Develop software that can remove DICOM headers and facial features (eyes, nose, and ears) at the 2D sliced-image level to anonymize personal information in medical images.
A total of 240 cranial MR images were used for training the deep-learning model (144, 48, and 48 for the training, validation, and test sets, respectively, from the ADNI database). To overcome the small sample size problem, we used a data augmentation technique to create 576 images per epoch. We used attention-gated U-net for the basic structure of our deep-learning model. To validate the performance of the software, we adapted an external test set comprising 100 cranial MR images from the OASIS database.

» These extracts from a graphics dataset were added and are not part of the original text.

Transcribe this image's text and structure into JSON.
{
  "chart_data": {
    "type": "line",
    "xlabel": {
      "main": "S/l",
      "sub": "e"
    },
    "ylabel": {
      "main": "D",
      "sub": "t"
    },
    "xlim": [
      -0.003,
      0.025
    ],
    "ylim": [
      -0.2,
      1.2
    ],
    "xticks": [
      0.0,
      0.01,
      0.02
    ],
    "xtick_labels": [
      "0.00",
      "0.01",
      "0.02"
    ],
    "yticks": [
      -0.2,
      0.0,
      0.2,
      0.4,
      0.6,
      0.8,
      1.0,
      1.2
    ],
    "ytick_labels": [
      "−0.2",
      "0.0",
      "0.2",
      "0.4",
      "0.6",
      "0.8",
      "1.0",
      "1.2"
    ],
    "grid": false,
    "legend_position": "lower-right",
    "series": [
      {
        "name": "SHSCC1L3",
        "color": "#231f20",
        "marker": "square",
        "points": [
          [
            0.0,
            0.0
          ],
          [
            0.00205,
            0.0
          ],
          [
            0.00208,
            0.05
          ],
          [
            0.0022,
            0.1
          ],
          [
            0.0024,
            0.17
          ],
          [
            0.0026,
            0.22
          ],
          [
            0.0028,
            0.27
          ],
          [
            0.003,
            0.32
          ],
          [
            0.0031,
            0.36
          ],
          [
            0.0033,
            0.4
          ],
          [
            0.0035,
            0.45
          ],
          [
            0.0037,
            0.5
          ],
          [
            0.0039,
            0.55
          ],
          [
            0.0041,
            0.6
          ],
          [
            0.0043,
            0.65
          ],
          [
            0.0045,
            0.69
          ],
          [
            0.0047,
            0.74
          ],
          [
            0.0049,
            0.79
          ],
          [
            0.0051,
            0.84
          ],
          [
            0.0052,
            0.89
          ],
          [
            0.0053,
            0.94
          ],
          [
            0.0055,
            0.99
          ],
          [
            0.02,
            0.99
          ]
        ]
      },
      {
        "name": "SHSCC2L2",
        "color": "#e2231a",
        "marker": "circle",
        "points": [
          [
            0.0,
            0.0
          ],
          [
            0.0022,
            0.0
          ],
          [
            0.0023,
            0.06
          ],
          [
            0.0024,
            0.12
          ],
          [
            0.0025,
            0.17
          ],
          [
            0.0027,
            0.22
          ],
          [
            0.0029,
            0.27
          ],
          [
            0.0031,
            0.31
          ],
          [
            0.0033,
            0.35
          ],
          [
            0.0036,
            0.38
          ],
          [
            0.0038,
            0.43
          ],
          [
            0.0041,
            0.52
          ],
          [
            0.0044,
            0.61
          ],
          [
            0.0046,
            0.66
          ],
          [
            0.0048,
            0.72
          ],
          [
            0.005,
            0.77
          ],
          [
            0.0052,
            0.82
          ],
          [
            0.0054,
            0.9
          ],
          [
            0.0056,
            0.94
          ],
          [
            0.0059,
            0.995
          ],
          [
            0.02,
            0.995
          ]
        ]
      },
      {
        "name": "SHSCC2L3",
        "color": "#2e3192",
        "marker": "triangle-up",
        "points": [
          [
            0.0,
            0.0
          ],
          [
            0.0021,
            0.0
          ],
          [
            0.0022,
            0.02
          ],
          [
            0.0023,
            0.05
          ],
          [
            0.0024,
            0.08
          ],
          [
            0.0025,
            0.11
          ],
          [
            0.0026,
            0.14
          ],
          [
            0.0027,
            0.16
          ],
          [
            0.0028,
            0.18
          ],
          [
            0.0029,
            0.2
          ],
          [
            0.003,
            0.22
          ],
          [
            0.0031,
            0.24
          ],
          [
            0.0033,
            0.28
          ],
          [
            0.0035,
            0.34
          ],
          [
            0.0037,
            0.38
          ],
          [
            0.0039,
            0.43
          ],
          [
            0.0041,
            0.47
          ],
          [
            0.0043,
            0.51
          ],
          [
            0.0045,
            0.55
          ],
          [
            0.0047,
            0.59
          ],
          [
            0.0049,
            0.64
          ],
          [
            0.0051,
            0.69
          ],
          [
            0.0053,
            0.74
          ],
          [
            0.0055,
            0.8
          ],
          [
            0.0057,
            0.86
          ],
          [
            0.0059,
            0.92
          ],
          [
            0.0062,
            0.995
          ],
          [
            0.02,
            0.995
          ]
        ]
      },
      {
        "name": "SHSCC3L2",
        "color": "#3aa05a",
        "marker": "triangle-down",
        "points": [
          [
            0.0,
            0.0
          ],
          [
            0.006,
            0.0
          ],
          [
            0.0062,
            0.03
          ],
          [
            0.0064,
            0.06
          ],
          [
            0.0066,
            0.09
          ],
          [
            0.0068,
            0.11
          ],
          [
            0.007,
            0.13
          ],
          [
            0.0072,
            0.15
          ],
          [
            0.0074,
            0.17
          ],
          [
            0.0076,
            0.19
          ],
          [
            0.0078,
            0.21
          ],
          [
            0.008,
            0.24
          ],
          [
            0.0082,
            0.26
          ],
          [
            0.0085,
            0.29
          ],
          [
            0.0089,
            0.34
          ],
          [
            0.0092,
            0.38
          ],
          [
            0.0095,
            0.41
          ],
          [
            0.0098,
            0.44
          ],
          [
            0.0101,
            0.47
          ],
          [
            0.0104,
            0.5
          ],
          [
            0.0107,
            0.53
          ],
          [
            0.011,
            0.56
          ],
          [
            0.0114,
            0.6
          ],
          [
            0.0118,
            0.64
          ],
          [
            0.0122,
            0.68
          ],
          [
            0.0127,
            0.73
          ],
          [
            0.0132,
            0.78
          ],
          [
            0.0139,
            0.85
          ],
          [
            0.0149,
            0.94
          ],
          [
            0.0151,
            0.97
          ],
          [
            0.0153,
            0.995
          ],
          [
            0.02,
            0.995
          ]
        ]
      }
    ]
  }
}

The facial features (eyes, nose, and ears) were successfully detected and anonymized in both test sets (48 from ADNI and 100 from OASIS). Each result was manually validated in both the 2D image plane and the 3D rendered images. Furthermore, the ADNI test set was verified using Microsoft azure’s face recognition AI service. By adding a user interface, we developed and distributed (via GitHub) software named ‘Deface program’ for medical images as an open-source project.
We developed deep-learning based software for the anonymization of MR images that distorts the eyes, nose, and ears to prevent facial identification of the subject in reconstructed 3D images. It could be used to share medical big data for secondary research while making both data providers and recipients compliant with the relevant privacy regulations.